What’s interesting about this new hardware is that Mistral is based on the Qualcomm QCS405 chip, designed for intelligent speakers, unlike the OnHub and Google WiFi routers that used the Qualcomm IPQ “Internet Processor” series chips. It has advanced audio playback and input possibilities for this purpose, including “multi-mic beamforming noise suppression.”
If Google takes complete advantage of the capabilities of the latest hardware, we might look at a two-in – one WiFi router plus a intelligent speaker device. This would be highly smart on Google’s part, because both types of product require excellent strategic positioning to be most efficient in different areas of people’s homes.
Unfortunately, there is no additional proof to indicate that a microphone or any other audio hardware is in use on Mistral. Google may have chosen to use the QCS series chip instead of an updated IPQ chip for another unrelated reason.
While we can’t be sure of any Mistral Assistant integration yet, we understand it will have at least one clear benefit over Google WiFi today. Google’s current WiFi hardware generation is capable of WiFi 5 (formerly known as 802.11ac), while the QC405 discovered in Mistral is obviously capable of WiFi 6 (802.11ax).

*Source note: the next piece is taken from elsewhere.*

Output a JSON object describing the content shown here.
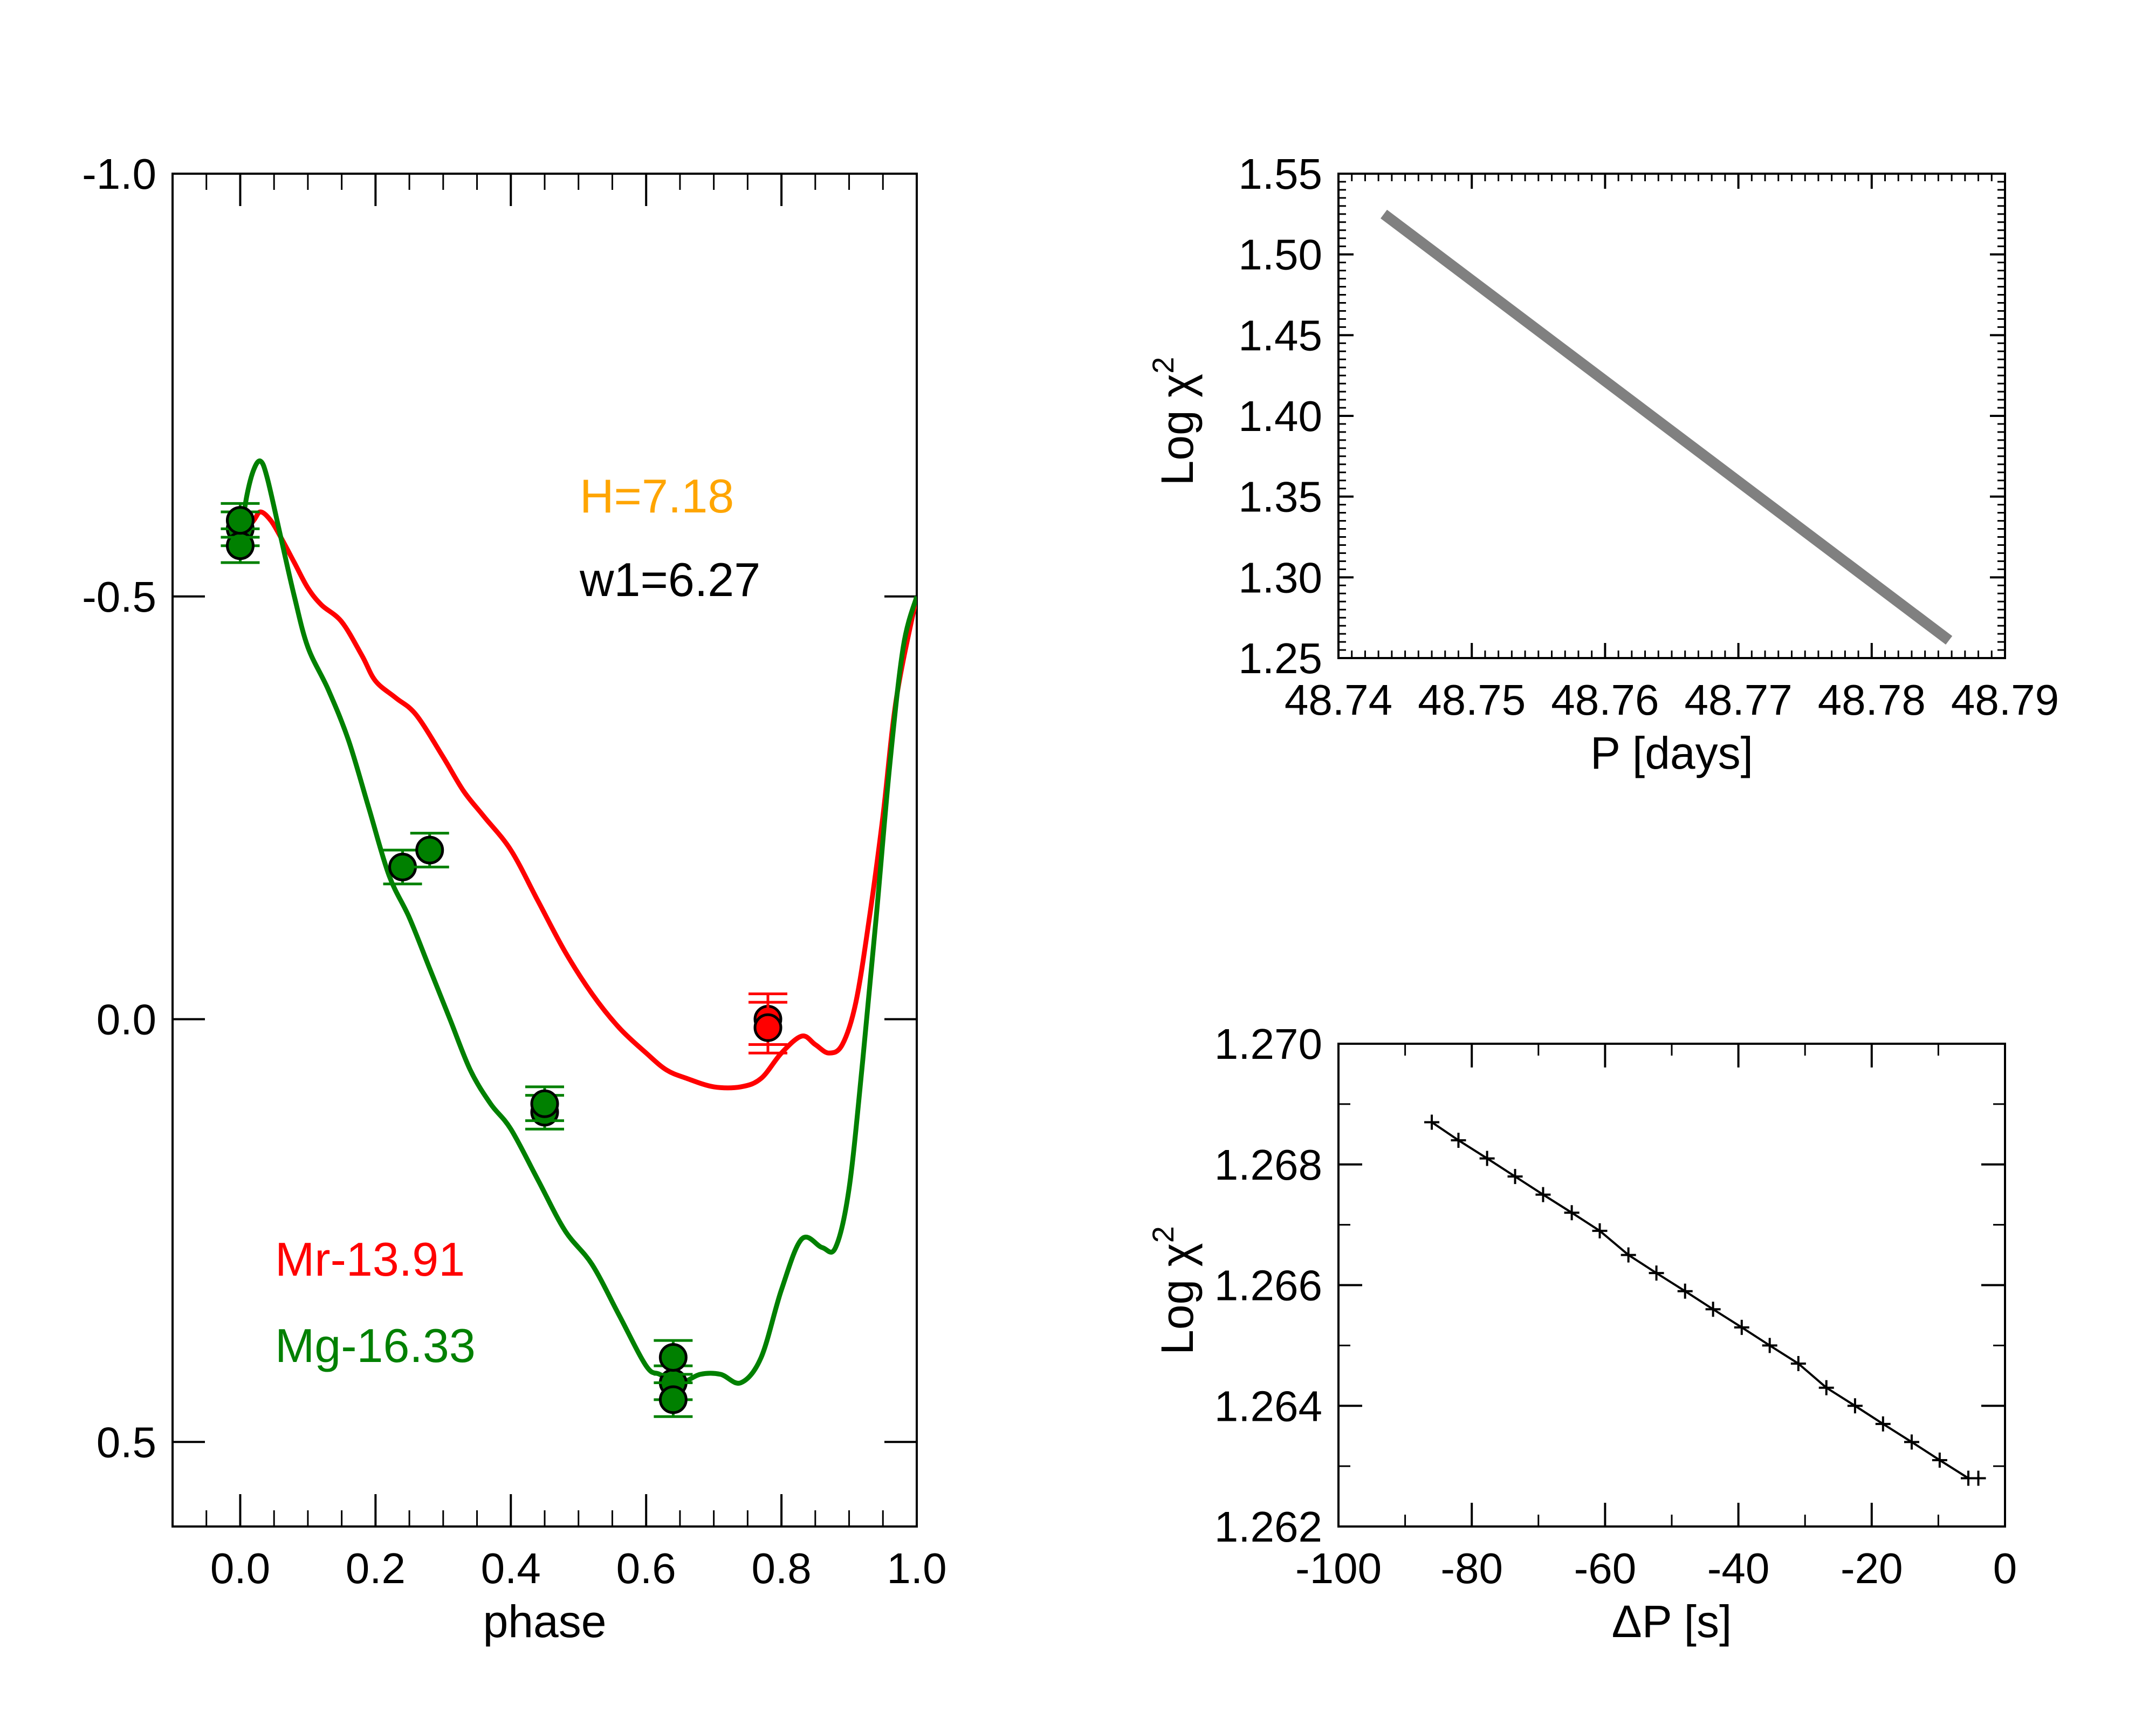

If you’re unfamiliar with WiFi 6, there’s a big breakdown in 9to5Mac, but the primary changes to look forward to are higher prospective link speeds and better handling of more devices on the same network. For most, these benefits do not make WiFi 6 an instant necessity, but as we continue to fill our homes with more phones and IoT gadgets, WiFi 6 will only become more helpful on devices such as Google WiFi.
More hardware from Google WiFi?
Google may also have several products in mind to build on this Mistral hardware. Within the Chromium code, we found a name for the board, “Mistral Qualcomm QCS405 reference board.” Using the phrase “reference board” implies that it may be a basis for other products to be built on instead of being just a product.
By way of contrast, the Google WiFi board, Gale, is referred to in this same fashion as merely “Gale.” A closer comparison is actually the “Storm” board, which served as the basis for both OnHub routers and is referred to as the “Storm Qualcomm IPQ806X board.” Given the different type things that Google Assistant systems have taken over the past few years, Google could easily give some Google WiFi hardware.
Whatever the case may be, some sort of Mistral hardware is pretty close to release, as Chrome Unboxed has found it to be in the PVT phase (production validation test) just before a product hits the market. Until the 2019 Google Made event rolls around, we’ll keep our eyes on what exactly Mistral is meant to be, beyond a Google WiFi-equipped WiFi WiFi WiFi 6.